Although as a rule the paramorph becomes dispersed and its pyroxene constituents are added to the groundmass, it sometimes exhibits a change of another character. In this case the outer portion is alone dispersed, whilst the growth of a single large crystal of pyroxene proceeds within the mass. In a later stage, when the dispersion of the outer part is complete, we have a fresh-looking pyroxene phenocryst with unformed edges, on the borders of which little granules and prisms of pyroxene may be seen arranging themselves, as if the crystal-building was still in progress, or rather as if it had been interrupted and left unfinished by the too rapid dispersion of the outer portions of the paramorph.

It will be gathered from the above that the source of the pyroxene of the groundmass is to be found in the magmatic paramorphism of the porphyritic hornblende. The hornblende is dark-brown, markedly pleochroic, and extinctions up to 15° are given in prismatic sections. It is well known that the conversion of a hornblende crystal into an aggregate of pyroxene prisms and magnetite was long since experimentally effected by Doelter and Hussak by immersing the hornblende in molten basalt, andesite, &c.[^[121]] I would imagine that the transformation of the hornblende and the dispersion of the paramorph occurred under two conditions; in the first case whilst the “flow” was still in motion when the resulting pyroxene would be mixed up in the magma; in the second case after movement had ceased, but before consolidation of the groundmass, when a paramorph or pseudomorph would be formed.

Oligoclase-Trachytes

The term “trachyte” is here applied in a general sense to a group of light-grey intrusive acid rocks, having a specific gravity when compact of 2·4 to 2·45 and showing phenocrysts of glassy felspar, but not of quartz. These rocks, which are especially characteristic of the districts around Tawaki and Mount Thuku and of the Wainikoro sea-border, are often open-textured and sometimes a little vesicular, whilst several of them exhibit some degree of alteration in the groundmass. In all cases they appear to be intrusions rather than surface-flows; and at times they display a columnar structure.[^[122]]

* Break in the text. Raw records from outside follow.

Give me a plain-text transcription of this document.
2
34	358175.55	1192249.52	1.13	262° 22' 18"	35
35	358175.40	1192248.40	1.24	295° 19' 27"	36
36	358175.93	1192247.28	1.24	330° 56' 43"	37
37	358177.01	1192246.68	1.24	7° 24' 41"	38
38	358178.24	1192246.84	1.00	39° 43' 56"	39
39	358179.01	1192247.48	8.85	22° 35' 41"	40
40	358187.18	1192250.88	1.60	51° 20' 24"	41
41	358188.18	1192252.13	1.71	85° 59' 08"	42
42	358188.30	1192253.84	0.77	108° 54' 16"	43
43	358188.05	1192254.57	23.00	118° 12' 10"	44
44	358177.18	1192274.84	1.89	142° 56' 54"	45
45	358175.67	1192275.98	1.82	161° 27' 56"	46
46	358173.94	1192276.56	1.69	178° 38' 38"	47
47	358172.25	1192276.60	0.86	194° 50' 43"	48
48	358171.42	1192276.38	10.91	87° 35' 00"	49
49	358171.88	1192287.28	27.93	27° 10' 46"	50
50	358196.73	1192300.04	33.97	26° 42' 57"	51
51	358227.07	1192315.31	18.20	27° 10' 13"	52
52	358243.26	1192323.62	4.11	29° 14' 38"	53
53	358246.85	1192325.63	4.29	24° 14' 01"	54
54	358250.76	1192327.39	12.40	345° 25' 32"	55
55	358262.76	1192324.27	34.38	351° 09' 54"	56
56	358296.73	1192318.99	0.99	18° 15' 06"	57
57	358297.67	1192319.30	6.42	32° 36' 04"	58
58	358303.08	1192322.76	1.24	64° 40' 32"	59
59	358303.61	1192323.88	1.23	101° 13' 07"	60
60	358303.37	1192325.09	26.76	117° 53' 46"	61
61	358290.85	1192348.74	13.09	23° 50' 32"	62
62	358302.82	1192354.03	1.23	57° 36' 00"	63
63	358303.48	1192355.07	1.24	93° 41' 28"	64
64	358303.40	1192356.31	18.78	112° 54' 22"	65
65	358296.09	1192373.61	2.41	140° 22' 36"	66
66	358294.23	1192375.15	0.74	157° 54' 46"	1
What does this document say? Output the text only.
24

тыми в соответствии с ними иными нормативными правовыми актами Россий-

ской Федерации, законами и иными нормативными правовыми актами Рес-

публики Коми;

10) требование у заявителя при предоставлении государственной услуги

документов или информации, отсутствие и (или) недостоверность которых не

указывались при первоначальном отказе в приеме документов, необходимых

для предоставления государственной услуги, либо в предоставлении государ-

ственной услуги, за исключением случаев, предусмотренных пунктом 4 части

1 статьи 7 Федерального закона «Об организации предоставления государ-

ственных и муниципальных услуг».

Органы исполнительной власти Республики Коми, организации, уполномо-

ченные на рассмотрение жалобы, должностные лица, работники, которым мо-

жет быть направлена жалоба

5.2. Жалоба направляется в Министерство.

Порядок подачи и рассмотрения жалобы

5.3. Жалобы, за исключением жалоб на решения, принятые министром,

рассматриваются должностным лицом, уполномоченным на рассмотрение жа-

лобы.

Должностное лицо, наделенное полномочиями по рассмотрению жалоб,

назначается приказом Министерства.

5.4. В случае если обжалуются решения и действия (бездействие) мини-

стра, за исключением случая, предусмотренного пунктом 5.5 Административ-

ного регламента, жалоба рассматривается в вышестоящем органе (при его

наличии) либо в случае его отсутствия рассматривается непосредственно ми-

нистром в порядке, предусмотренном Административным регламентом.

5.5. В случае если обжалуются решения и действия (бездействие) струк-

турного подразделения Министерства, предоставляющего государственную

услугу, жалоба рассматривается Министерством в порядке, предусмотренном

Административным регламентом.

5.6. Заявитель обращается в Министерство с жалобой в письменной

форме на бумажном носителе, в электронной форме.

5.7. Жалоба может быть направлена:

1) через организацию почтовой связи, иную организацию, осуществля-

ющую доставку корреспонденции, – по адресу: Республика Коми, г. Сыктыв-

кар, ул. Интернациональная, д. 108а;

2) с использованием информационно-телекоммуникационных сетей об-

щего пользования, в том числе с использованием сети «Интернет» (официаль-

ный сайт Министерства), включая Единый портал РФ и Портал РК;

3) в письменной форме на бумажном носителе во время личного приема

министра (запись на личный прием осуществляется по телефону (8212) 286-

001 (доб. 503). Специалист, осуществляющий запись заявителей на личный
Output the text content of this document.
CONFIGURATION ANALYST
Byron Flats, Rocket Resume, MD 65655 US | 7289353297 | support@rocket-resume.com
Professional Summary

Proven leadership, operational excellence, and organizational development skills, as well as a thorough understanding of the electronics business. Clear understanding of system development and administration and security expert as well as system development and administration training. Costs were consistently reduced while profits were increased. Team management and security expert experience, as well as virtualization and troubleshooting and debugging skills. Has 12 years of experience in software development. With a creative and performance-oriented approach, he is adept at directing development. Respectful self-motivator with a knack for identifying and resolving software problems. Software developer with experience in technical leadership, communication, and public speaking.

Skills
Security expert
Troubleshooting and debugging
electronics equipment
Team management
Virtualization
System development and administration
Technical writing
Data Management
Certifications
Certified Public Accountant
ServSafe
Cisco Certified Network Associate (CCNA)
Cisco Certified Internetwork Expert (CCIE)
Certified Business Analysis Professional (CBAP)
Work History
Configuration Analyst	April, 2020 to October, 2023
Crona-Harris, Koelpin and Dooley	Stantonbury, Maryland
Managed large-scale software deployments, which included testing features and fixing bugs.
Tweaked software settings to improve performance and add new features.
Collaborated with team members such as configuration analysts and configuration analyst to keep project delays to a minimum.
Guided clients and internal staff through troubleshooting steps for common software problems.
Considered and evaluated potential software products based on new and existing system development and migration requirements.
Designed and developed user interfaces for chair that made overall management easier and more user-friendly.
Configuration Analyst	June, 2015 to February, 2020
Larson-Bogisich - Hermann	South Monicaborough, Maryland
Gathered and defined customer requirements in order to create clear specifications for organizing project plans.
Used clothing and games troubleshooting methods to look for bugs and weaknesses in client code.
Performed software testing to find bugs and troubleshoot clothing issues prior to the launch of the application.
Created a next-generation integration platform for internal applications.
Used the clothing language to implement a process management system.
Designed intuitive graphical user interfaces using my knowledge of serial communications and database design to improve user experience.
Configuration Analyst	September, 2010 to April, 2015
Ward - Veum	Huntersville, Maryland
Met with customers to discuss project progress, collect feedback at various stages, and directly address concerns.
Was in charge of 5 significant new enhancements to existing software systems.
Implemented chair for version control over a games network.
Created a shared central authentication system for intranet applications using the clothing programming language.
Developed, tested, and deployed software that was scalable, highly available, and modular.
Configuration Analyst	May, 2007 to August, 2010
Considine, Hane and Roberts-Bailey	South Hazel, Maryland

The difference between the oligoclase-trachytes in various localities appears to be mainly concerned with the varying degrees of crystallisation. There are two principal varieties. In the most crystalline type there are small phenocrysts of glassy felspar and a few of pale augite, the angle of extinction of the last being over 30 degrees. The felspar phenocrysts, which contain but few inclusions and have sharp rectilinear outlines, in most cases show zoning and give lamellar extinction of 5° to 12° indicating oligoclase; but some of them have the tabular untwinned or simple twinned form of sanidine. The groundmass is in the main composed of minute felspar-lathes, less than ·1 mm. in length, arranged in a dense plexus, and giving nearly straight extinctions. But it also contains a number of scattered larger felspar-lathes averaging ·2 mm. in length and giving extinctions of 5° when simple, and of 8° to 10° when lamellar. There is also some small prismatic augite in the groundmass but often decomposing. The original interstitial glass is represented by numerous reddish-brown patches of devitrified glass.

In the second type of these trachytes, the rock is more open in texture and is at times vesicular, the specific gravity being usually less than 2·4. The general characters are much the same, but sanidine is better represented among the phenocrysts, and the groundmass is more blurred; but when the felspar-lathes are distinct they give an extinction either nearly straight or from 4° to 8°, according as they are simple or display lamellæ. The augite of the groundmass is scanty and more or less decomposed; whilst the interstitial glass when unaltered is in fair quantity and nearly isotropic.

The alteration observed in several of these oligoclase-trachytes is restricted chiefly to the interstitial glass in which secondary quartz and at times calcite and viridite are developed. Scarcely any of them are quite free from these changes.[^[123]]

The pitchstone or vitreous form of these trachytes is displayed in the blocks of an agglomerate-tuff between Tawaki and Mount Thuku. It has a specific gravity of 2·36, is dark-brown, and has a conchoidal fracture. Phenocrysts of felspar, mostly oligoclase, with extinction-angles of 5° to 11°, and often penetrated by the magma, are inclosed in a semi-isotropic groundmass showing incipient development of felspar and other darker microliths. There are also a few small phenocrysts of pale augite.

Quartz Porphyries and Rhyolitic Rocks

Wichmann when he wrote in 1882 that no quartz-bearing younger eruptive rocks had hitherto been observed either in Fiji or in the South Sea Islands generally, had apparently overlooked Dana’s observations in the Fijian group. The American geologist[^[124]] refers to a rock found on the north-east shores of Vanua Levu which exhibited in a greenish base thickly disseminated crystals of quartz (bipyramidal dodecahedrons, 1/8 of an inch in diameter) and glassy felspar, together with a few sphene crystals.